Un rapport de monitoring publié ce mardi 2 juin 2026 par un collectif d’organisations de la société civile, avec le soutien du Centre d’études pour l’action sociale (Cepas), révèle un taux d’exécution décevant des décisions prises en conseil des ministres en République Démocratique du Congo (RDC) entre avril et décembre 2025. Seuls 25 % de ces engagements ont été concrétisés en actions tangibles.
des chiffres qui interpellent
Sur les 70 décisions structurantes analysées durant cette période de neuf mois, 25 % ont été pleinement exécutées, tandis que 45 % ont été partiellement mises en œuvre. Le rapport souligne également que 30 % des décisions n’ont pu être documentées faute d’informations disponibles.
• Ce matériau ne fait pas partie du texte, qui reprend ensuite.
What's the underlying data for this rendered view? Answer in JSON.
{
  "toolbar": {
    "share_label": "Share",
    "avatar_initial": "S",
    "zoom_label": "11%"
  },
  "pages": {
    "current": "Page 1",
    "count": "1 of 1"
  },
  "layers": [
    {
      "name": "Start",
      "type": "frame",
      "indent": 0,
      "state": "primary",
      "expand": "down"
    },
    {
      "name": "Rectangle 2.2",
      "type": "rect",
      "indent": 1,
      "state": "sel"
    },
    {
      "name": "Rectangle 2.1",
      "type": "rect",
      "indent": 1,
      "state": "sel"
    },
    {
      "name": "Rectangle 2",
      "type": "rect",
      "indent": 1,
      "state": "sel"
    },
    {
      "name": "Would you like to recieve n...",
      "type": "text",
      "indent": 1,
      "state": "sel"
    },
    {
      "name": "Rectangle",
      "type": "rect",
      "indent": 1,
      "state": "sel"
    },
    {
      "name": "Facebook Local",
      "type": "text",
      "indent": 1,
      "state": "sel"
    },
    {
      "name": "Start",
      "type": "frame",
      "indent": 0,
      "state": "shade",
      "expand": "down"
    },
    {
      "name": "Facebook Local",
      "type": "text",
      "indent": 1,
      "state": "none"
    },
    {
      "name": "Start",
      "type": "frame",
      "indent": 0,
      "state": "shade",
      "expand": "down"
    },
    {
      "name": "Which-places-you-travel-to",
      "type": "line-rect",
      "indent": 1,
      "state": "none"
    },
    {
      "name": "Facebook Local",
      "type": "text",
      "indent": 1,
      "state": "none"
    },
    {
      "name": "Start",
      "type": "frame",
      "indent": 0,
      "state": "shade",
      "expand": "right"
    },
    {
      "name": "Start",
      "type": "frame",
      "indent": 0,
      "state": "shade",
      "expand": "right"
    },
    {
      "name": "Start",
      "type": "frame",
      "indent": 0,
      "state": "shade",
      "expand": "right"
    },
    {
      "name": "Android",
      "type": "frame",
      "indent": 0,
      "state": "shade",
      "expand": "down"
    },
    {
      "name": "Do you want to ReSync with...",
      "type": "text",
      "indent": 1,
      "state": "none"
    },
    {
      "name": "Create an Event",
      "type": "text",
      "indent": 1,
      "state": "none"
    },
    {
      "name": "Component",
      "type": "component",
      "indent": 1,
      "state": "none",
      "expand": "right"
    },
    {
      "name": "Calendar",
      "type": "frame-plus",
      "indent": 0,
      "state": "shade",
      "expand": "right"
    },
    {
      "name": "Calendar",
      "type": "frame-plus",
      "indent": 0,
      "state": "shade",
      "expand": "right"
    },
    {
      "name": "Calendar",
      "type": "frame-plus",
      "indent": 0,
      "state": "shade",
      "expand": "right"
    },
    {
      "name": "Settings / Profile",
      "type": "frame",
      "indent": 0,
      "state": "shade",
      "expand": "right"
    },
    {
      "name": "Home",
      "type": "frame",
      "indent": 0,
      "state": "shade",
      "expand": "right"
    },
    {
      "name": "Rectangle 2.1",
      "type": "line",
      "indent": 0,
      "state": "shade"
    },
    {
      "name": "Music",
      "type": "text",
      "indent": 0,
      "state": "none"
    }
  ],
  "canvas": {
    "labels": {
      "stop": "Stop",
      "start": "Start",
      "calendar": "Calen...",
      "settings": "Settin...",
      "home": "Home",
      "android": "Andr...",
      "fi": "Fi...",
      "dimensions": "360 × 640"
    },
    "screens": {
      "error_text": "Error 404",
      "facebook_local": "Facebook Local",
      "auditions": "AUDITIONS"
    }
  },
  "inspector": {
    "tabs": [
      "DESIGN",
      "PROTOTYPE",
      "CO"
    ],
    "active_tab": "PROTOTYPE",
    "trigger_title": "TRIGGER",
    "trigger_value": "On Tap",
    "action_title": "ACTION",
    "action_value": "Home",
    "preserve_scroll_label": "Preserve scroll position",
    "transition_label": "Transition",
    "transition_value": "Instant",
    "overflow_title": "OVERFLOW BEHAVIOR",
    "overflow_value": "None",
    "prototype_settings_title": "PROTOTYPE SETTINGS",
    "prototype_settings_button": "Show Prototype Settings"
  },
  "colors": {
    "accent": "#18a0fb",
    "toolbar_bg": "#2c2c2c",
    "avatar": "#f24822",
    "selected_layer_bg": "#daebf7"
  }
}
L’indice d’exécution élargi atteint 47/100, révélant à la fois « une volonté politique manifeste » et « un écart persistant entre les ambitions affichées et les capacités réelles d’application ».
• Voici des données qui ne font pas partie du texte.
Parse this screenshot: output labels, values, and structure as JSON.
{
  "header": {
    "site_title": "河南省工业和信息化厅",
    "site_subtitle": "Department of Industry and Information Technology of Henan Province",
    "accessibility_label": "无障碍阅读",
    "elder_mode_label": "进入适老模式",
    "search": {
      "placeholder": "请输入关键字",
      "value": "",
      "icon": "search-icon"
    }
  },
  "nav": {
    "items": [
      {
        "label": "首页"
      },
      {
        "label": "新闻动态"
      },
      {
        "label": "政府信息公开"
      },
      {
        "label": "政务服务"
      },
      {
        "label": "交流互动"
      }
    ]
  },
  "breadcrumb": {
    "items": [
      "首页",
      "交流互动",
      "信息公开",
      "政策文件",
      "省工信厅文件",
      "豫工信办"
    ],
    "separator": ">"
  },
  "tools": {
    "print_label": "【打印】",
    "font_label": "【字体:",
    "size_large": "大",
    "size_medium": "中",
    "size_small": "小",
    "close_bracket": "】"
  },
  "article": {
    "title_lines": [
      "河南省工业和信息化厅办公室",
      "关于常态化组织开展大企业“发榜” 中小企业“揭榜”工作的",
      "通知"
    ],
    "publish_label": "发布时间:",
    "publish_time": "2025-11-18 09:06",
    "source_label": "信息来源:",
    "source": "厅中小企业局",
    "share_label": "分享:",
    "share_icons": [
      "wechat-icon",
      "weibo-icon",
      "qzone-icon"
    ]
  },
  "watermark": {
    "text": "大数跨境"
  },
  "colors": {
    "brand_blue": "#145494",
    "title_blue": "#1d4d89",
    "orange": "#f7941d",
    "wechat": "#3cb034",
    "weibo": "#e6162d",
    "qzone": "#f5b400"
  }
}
des réformes ambitieuses, mais peu concrètes
Les décisions suivies portaient sur des domaines clés :
- Sécurité et stabilité institutionnelle
- Gouvernance économique et financière
- Gestion des ressources naturelles
- Réformes institutionnelles, diplomatie stratégique
- Politiques sociales
Selon Christian Moleka, membre du collectif ayant mené l’étude, les réformes les plus ambitieuses, notamment celles liées aux changements institutionnels ou économiques, affichent les taux d’exécution les plus faibles. À l’inverse, les mesures conjoncturelles ou sécuritaires progressent plus rapidement.
« L’analyse met en lumière une difficulté récurrente : transformer les annonces politiques en résultats durables et mesurables. Les décisions les plus lourdes, comme celles concernant les réformes structurelles, restent souvent lettre morte. »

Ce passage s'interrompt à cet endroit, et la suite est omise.